Year: 2019

  • procps-ng 3.3.16

    procps-ng version 3.3.16 was released today. Besides some documentation and library updates, there were a few incremental changes.

    Zombie Hunting with pgrep

    Ever wanted to find zombies? Perhaps processes with other states? pgrep has a shiny new runstate flag to help you which will match process against the runstate. I’m curious to see the use-cases for this flag; it certainly will get used (e.g. find my zombies) but as some processes bounce in and out of states (think Run to Sleep and back) it might add some confusion.

    Snice plays nice with PIDs

    Top Enhancements

    Top got a bunch of love again in this release. If you ever wanted your processes to be shown in fuchsia? Perhaps goldenrod? With some earlier versions of top, you could by directly editing the toprc file but now everyone can have more than the standard 8 colours!

    If you use the other filters parameter for some fancy process filtering in top, it now will save that configuration.

    Collapsed children (process names are weird) get some help. If you are in tree view, you can collapse or fold the children processes under the parent. Their CPU is also added to the parent so there are no “missing” CPU ticks.

    For people who use the One True Editor (which is, of course, VIM) you can use the vim navigation keys to move through the process list.

    Where to find it?

    You’ll find the latest version of procps either at our git repository or download a tarball.

  • WordPress 5.2.4

    Hot on the heels of WordPress version 5.2.3 which fixed a bunch of stuff we have WordPress 5.2.4 with fixes for six security issues.

    There is a certain trick to matching up what the WordPress Blog thinks has been fixed and the changsets between the old version and the new. The curious thing is there were 6 changsets backported to older versions of WordPress, so you might think “six issues, six changesets, what’s the problem?”. The problem is that two of them fix the same thing (or one sort-of fixed it and the second really did) and another I couldn’t link to any vulnerability, BUT it was to do with directory traversal issue.

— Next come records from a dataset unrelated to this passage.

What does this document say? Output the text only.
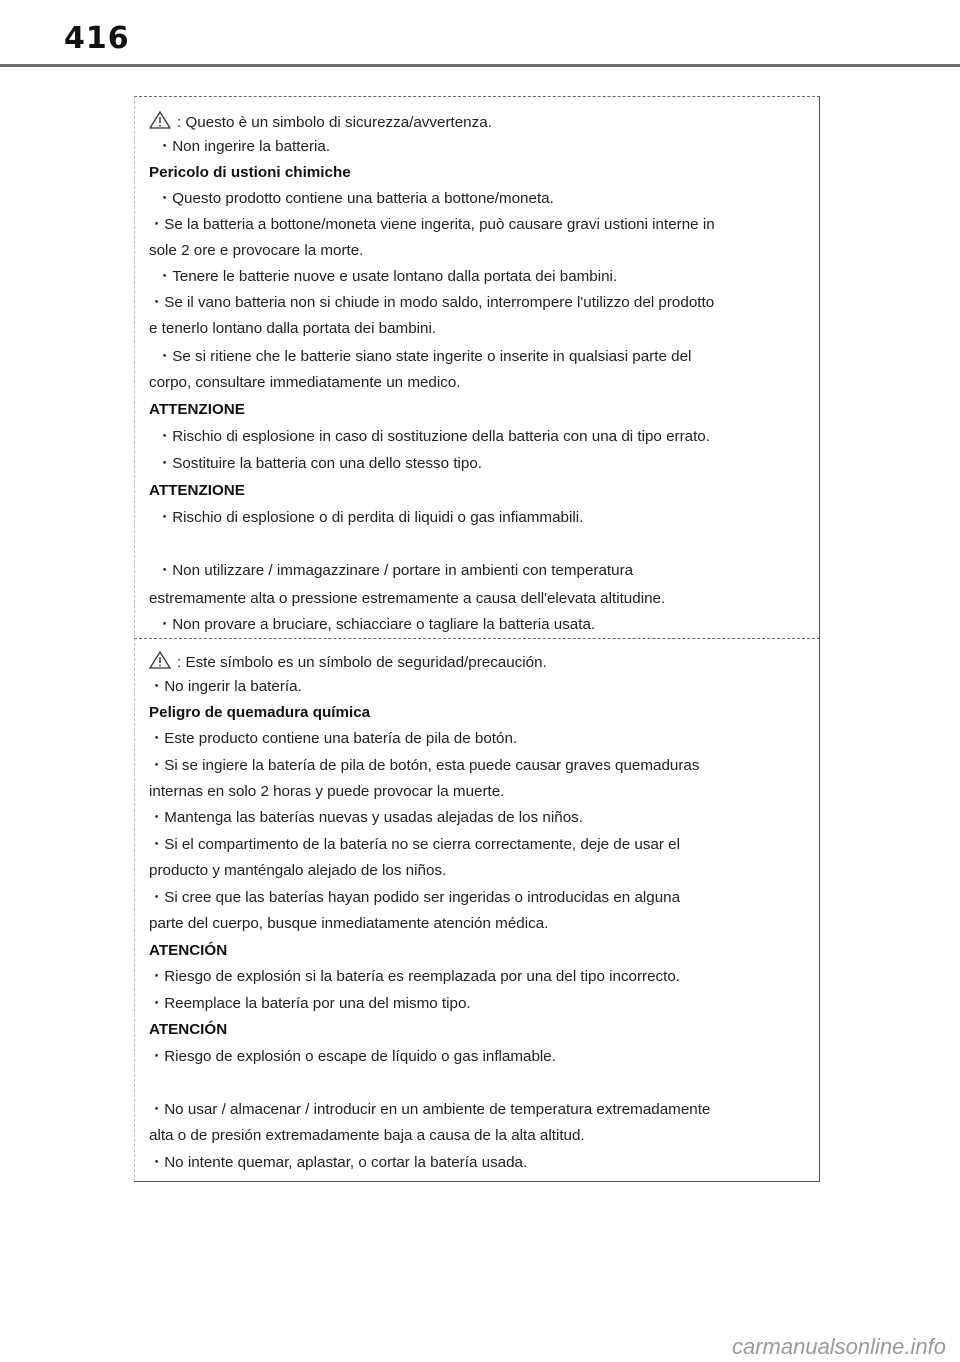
416
: Questo è un simbolo di sicurezza/avvertenza.
・Non ingerire la batteria.
Pericolo di ustioni chimiche
・Questo prodotto contiene una batteria a bottone/moneta.
・Se la batteria a bottone/moneta viene ingerita, può causare gravi ustioni interne in
sole 2 ore e provocare la morte.
・Tenere le batterie nuove e usate lontano dalla portata dei bambini.
・Se il vano batteria non si chiude in modo saldo, interrompere l'utilizzo del prodotto
e tenerlo lontano dalla portata dei bambini.
・Se si ritiene che le batterie siano state ingerite o inserite in qualsiasi parte del
corpo, consultare immediatamente un medico.
ATTENZIONE
・Rischio di esplosione in caso di sostituzione della batteria con una di tipo errato.
・Sostituire la batteria con una dello stesso tipo.
ATTENZIONE
・Rischio di esplosione o di perdita di liquidi o gas infiammabili.
・Non utilizzare / immagazzinare / portare in ambienti con temperatura
estremamente alta o pressione estremamente a causa dell'elevata altitudine.
・Non provare a bruciare, schiacciare o tagliare la batteria usata.
: Este símbolo es un símbolo de seguridad/precaución.
・No ingerir la batería.
Peligro de quemadura química
・Este producto contiene una batería de pila de botón.
・Si se ingiere la batería de pila de botón, esta puede causar graves quemaduras
internas en solo 2 horas y puede provocar la muerte.
・Mantenga las baterías nuevas y usadas alejadas de los niños.
・Si el compartimento de la batería no se cierra correctamente, deje de usar el
producto y manténgalo alejado de los niños.
・Si cree que las baterías hayan podido ser ingeridas o introducidas en alguna
parte del cuerpo, busque inmediatamente atención médica.
ATENCIÓN
・Riesgo de explosión si la batería es reemplazada por una del tipo incorrecto.
・Reemplace la batería por una del mismo tipo.
ATENCIÓN
・Riesgo de explosión o escape de líquido o gas inflamable.
・No usar / almacenar / introducir en un ambiente de temperatura extremadamente
alta o de presión extremadamente baja a causa de la alta altitud.
・No intente quemar, aplastar, o cortar la batería usada.
carmanualsonline.info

    The hardest part of maintaining the Debian WordPress packages is the backporting. Trying to link the changes to the bugs is next to impossible so I generally import all the ones they have in the specific major version and hope for the best. This isn’t ideal, but information about what the actual bugs are and how they are fixed is not forthcoming.

  • WordPress 5.1.1

    The Debian packages for WordPress version 5.1.1 are being updated as I write this. This is a security fix for WordPress that stops comments causing a cross-site scripting bug. It’s an important one to update.

    The backports should happen soon so even if you are using Debian stable you’ll be covered.